Wish we could tape this meeting we are sitting here observing...

A client team is doing an online schedule pull-in meeting with groups in California, the East Coast (US) and in China. The leader just stopped the conversation to send an on-the-spot email to one of the remote project managers to ask if they can get a supplier to accelerate a tool installation, saying she is willing to pay to accelerate. Click, send, she is back into the discussion...

The team is reviewing each target (there are about 15 in their schedule). Each week they assess the gap between the target date and the current schedule, and review the critical path to each. They walk down each task on the critical path, starting from the first (in-progress) task, asking if anything can be done to accelerate it. They continue down each task until they exhaust all possibilities, then move to the next milestone. Periodically, they peel back a few layers of the critical paths to see if there is anything upstream they can cut/reduce/do differently to make it go faster (fixing a problem before it becomes a problem).

For each pull-in, they discuss, take actions, record them in the schedule or just make the call immediately to do something that will accelerate the schedule. It is very fast paced and actually hard for us as outsiders to follow all the nuances and technical details. They put their changes into the schedule in real-time and see how they impacted the schedule. Wow, they just got a 8 day pull-in after working through a 5 day slip - a net 3 day win!
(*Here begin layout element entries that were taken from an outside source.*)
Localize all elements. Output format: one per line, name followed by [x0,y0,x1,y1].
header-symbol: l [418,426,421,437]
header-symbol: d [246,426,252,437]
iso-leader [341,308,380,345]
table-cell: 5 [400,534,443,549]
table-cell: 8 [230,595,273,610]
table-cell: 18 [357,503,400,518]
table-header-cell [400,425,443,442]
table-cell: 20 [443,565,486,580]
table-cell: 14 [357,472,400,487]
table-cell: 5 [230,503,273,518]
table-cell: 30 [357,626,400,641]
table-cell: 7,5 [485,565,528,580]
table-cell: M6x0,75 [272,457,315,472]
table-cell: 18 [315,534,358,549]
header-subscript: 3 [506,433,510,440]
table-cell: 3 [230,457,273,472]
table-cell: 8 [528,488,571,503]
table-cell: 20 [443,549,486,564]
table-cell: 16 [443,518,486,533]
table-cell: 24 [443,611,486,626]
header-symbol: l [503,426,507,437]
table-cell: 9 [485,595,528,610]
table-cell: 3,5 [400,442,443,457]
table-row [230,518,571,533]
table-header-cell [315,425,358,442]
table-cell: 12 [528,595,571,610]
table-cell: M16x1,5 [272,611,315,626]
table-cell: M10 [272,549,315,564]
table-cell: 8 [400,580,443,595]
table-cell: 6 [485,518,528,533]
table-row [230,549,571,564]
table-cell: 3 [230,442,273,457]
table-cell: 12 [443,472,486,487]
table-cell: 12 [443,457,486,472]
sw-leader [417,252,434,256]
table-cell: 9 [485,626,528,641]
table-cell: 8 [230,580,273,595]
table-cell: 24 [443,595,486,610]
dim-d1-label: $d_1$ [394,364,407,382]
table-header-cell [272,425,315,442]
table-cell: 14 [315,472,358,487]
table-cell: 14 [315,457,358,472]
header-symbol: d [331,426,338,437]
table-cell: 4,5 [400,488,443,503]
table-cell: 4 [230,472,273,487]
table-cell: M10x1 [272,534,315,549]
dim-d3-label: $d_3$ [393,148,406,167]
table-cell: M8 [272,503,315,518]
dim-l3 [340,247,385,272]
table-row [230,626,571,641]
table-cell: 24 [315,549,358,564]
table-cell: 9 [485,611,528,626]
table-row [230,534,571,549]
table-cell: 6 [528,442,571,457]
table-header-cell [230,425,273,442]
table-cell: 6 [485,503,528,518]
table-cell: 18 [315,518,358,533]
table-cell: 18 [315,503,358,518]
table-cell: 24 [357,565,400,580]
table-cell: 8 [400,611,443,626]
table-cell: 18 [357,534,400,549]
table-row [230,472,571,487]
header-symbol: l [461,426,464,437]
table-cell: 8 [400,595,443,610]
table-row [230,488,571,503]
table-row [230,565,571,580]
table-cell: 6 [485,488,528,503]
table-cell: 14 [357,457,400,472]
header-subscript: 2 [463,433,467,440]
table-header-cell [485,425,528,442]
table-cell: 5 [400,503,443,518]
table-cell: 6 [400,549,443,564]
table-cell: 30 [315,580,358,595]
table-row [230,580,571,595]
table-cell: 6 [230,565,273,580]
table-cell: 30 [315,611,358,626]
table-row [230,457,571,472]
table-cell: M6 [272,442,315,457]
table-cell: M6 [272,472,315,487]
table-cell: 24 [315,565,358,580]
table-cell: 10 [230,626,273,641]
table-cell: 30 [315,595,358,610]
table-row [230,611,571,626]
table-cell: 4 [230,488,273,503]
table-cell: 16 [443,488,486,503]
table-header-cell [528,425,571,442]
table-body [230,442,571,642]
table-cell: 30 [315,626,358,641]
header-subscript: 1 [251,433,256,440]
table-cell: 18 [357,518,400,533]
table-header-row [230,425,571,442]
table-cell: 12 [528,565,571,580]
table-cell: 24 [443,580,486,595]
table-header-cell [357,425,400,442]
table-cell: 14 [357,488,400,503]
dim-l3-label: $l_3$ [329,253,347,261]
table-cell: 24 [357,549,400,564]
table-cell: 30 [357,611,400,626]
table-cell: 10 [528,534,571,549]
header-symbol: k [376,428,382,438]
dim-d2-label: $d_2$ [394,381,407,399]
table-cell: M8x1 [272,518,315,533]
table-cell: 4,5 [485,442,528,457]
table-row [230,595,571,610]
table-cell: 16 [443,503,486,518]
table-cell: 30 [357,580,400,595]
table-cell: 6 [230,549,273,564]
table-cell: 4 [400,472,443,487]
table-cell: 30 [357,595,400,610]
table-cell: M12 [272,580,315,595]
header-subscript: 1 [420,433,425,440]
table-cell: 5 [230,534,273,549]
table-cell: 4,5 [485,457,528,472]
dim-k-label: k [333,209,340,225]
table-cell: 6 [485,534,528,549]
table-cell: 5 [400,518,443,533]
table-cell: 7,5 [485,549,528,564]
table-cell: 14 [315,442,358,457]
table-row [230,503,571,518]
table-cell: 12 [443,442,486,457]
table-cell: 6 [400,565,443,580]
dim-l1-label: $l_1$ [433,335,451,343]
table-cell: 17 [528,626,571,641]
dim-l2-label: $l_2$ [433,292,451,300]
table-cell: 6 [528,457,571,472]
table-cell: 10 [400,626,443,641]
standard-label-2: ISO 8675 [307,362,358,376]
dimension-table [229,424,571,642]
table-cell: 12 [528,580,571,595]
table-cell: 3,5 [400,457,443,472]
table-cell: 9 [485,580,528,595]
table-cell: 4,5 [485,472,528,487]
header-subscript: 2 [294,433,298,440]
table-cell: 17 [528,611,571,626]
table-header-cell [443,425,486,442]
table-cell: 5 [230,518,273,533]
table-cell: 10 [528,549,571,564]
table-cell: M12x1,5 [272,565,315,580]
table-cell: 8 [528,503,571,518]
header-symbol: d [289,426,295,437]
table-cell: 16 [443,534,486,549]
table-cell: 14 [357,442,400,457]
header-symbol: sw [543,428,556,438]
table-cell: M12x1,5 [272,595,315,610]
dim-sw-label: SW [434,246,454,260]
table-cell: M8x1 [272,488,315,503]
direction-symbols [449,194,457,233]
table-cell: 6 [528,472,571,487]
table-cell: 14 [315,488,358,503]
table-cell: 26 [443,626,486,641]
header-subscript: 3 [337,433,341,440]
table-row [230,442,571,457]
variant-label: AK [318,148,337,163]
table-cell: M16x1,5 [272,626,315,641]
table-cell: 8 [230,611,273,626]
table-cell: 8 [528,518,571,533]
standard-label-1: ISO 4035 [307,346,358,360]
They know the cost of delay and they know every day counts. Their project is critical to enable the company to meet exponential demand for their product, so money invested now will pay dividends later. Their growth depends on their success in pulling-in the schedule.

In the end, it all boils down to one thing the client said after the meeting: "That pull-in just saved the company millions of dollars".

What are they doing:

  • Do it now

  • Pay to save a day

  • Act versus talk about it

  • Schedule is king

  • Creative thinking - finding solutions to make it go faster

  • Don’t accept no for an answer

  • Get in people’s faces (in this case their suppliers)

All these are documented in our best practices. The leader is demonstrating (leading by example) this behavior to her team. The leader is empowered to spend money and make decisions (which is key).

We wish we could tape these meetings, but it is all confidential. However, we can report that we observe teams using the FTTM System and these behaviors to pull-in schedule every week. This is a rather normal team for us.